Ms. MacKinnon in her talk, employed a ridiculously bad and outrageous analogy that Internet users should fight against Internet companies' Internet tyranny like the barons in England fought King John's tyranny in 1215 by writing the Magna Carta.

  • Ms. MacKinnon charged: "The sovereigns [corporations]of the Internet are acting like they have a divine right to govern."
  • Obviously desperate to associate with, and legitimize her radical cause with the historical spark and bedrock event of today's freedom and democracy, the Magna Carta, Ms.

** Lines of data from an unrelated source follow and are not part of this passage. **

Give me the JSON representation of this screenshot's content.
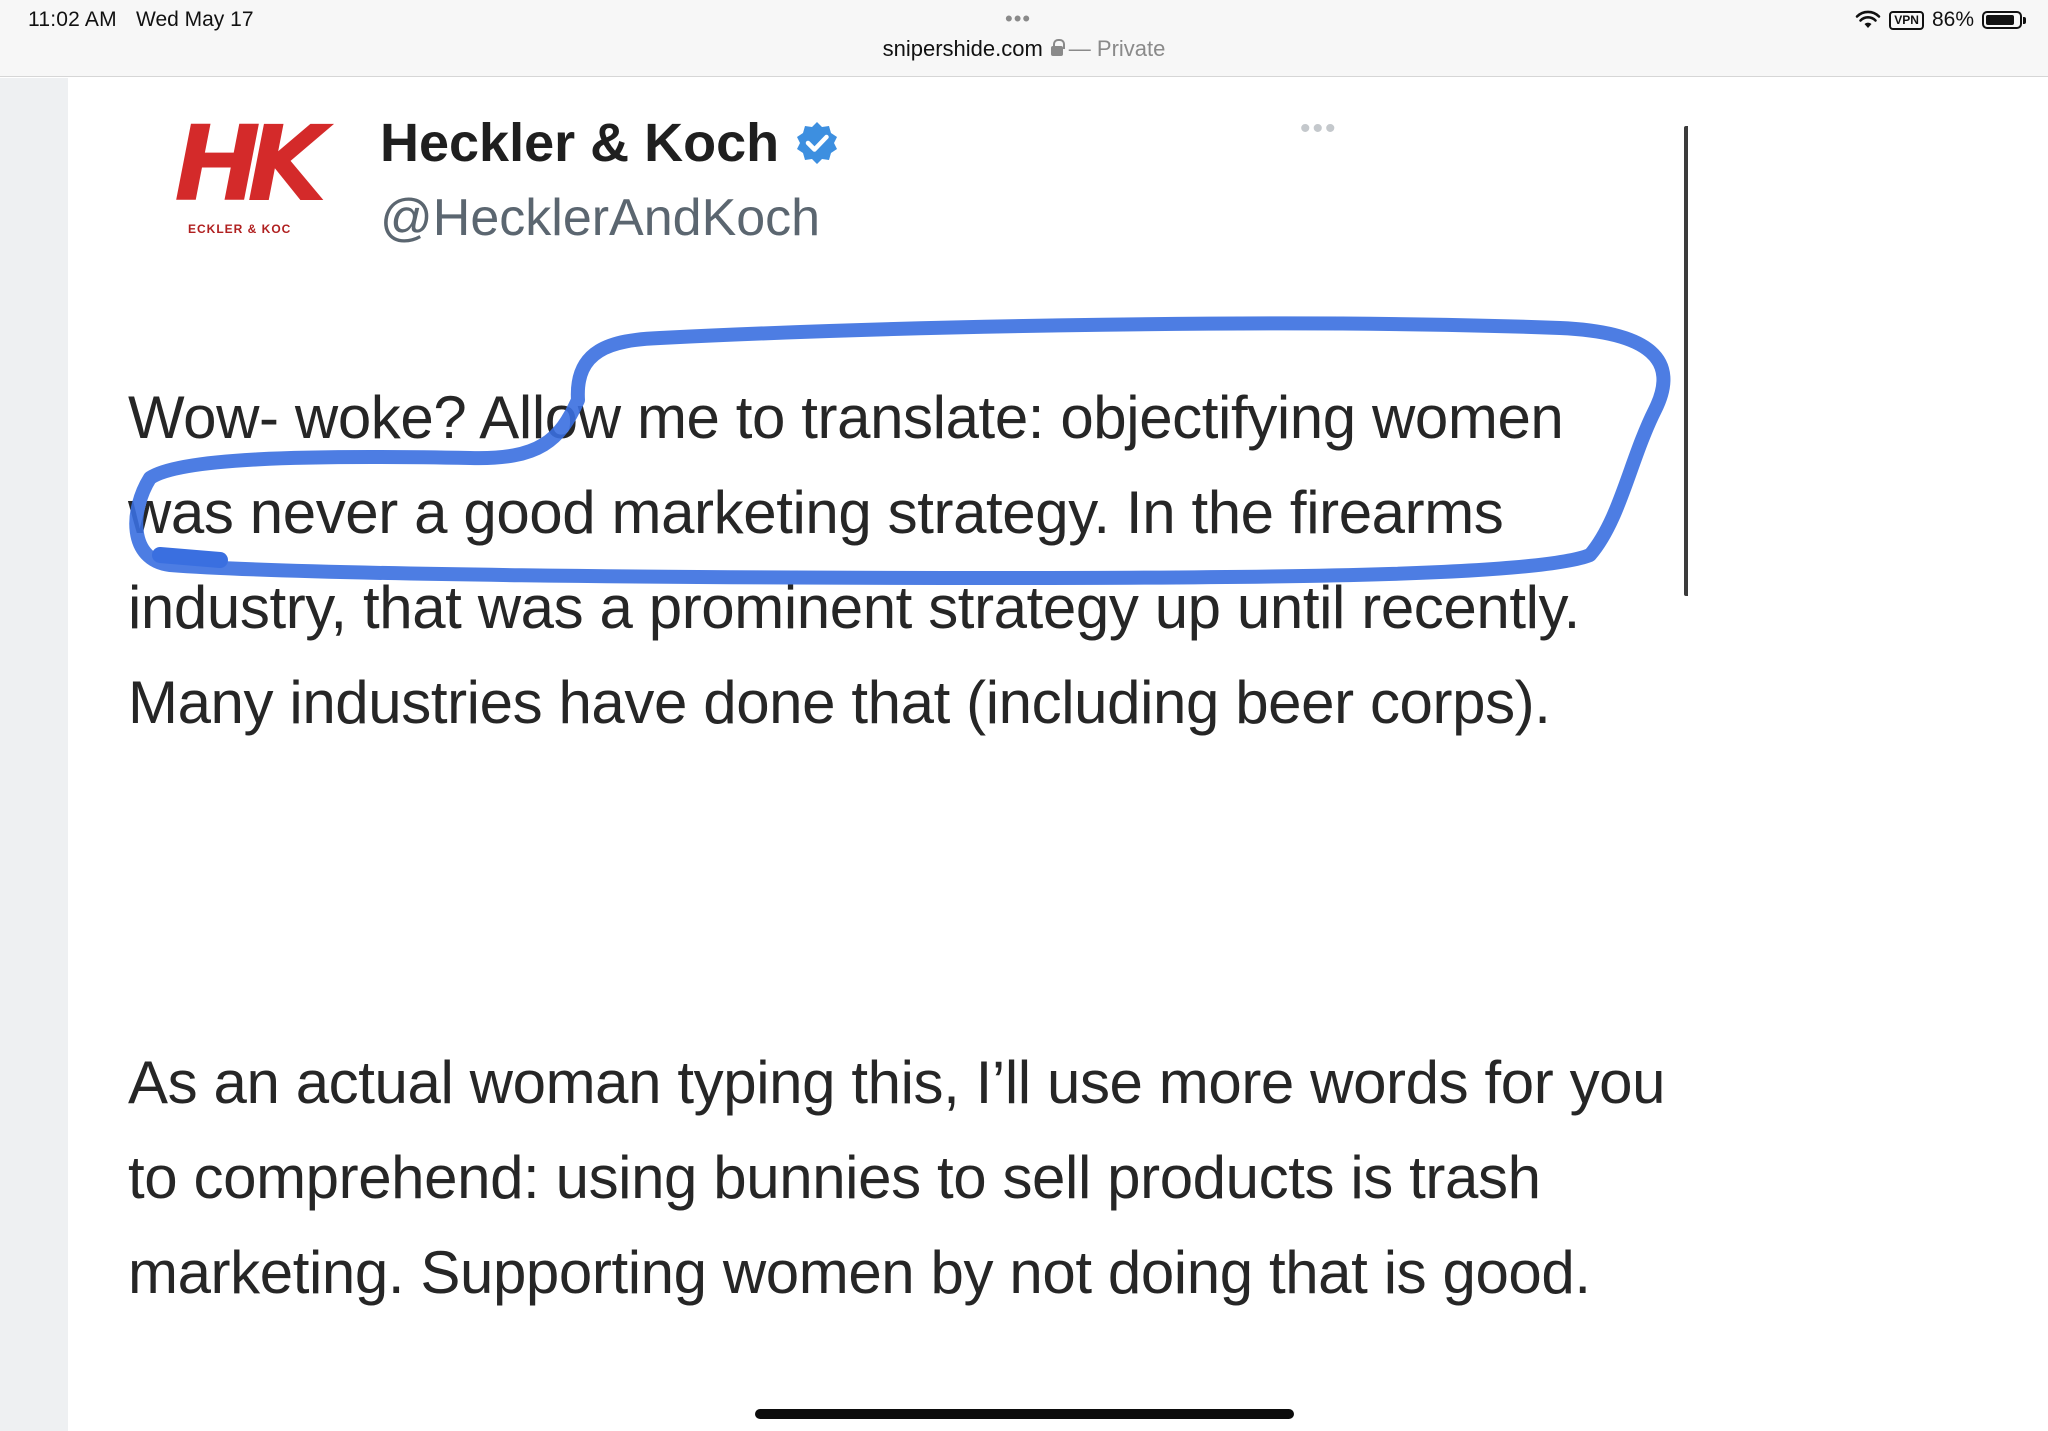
{
  "status_bar": {
    "time": "11:02 AM",
    "date": "Wed May 17",
    "dots": "•••",
    "url": "snipershide.com",
    "private_label": "— Private",
    "vpn": "VPN",
    "battery": "86%",
    "battery_level": 0.86
  },
  "tweet": {
    "account_name": "Heckler & Koch",
    "handle": "@HecklerAndKoch",
    "logo_text": "HK",
    "logo_subline": "ECKLER & KOC",
    "paragraph_1": "Wow- woke? Allow me to translate: objectifying women was never a good marketing strategy. In the firearms industry, that was a prominent strategy up until recently. Many industries have done that (including beer corps).",
    "paragraph_2": "As an actual woman typing this, I’ll use more words for you to comprehend: using bunnies to sell products is trash marketing. Supporting women by not doing that is good.",
    "more": "•••"
  },
  "colors": {
    "hk_red": "#d42a2a",
    "verified_blue": "#3d8fe0",
    "annotation_blue": "#3a6fe0"
  }
}
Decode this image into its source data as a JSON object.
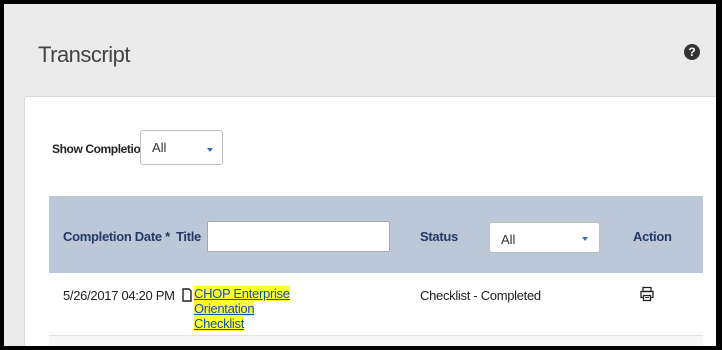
{
  "header": {
    "title": "Transcript",
    "help_glyph": "?"
  },
  "filter": {
    "label": "Show Completions:",
    "value": "All"
  },
  "table": {
    "columns": {
      "completion_date": "Completion Date *",
      "title": "Title",
      "status": "Status",
      "action": "Action"
    },
    "title_filter_value": "",
    "status_filter_value": "All",
    "rows": [
      {
        "date": "5/26/2017 04:20 PM",
        "title_line1": "CHOP Enterprise Orientation",
        "title_line2": "Checklist",
        "status": "Checklist - Completed"
      }
    ]
  },
  "colors": {
    "header_bg": "#bcc7d8",
    "link": "#1a4fa0",
    "highlight": "#fbff3a",
    "caret": "#3a6fb0"
  }
}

MacKinnon trivializes the grand importance and relevance of the Magna Carta by misleading her audience that today's situation is somehow analogous -- when her analogy could not be further than the truth.

Consider how the 1215 Magna Carta baseline could not be less analogous with today's Internet baseline.

  • In 1215, most all people were starving, plague-suffering serfs whose lives were "brutish and short," and who enjoyed no choices, rights, liberties or due process to speak of.
    • Today most all Internet users are relatively affluent citizens with health and prospects of long life, who enjoy market competition, constitutional rights, freedoms, and the democratic power to elect or throw out their leaders and representatives.
  • In 1215, King John was a vicious and duplicitous tyrant and killer worthy of fear, opposition and condemnation -- a despot with minimal redeeming value.
    • Today, corporations must compete for Internet users' business and they can lose them if they do not satisfy the expectations and needs of the user; and today corporations provide an ever-growing array of products, services and innovations that enhance and protect users' quality of life.
  • In 1215, King John had no accountability -- zero.
    • Today, most Internet users enjoy the freedom and choice to take their Internet access business to a competitor; they have contractual rights in their terms of service; they have complaint resolution processes; and they are overseen by democratic governments with separation of powers to safeguard against despotic exercise of power like King John exercised.
  • In 1215, the offenses against people were real deadly and pervasive.
    • Today, most all of Ms. MacKinnon's alleged threats to the Internet are hypothetical or imagined.

 

In short, Ms. MacKinnon's Magna Carta implication that modern day corporations in democratic nations are somehow analogous to a vicious despotic Dark Ages killer like King John, is outrageous, illogical, and intellectually vacuous.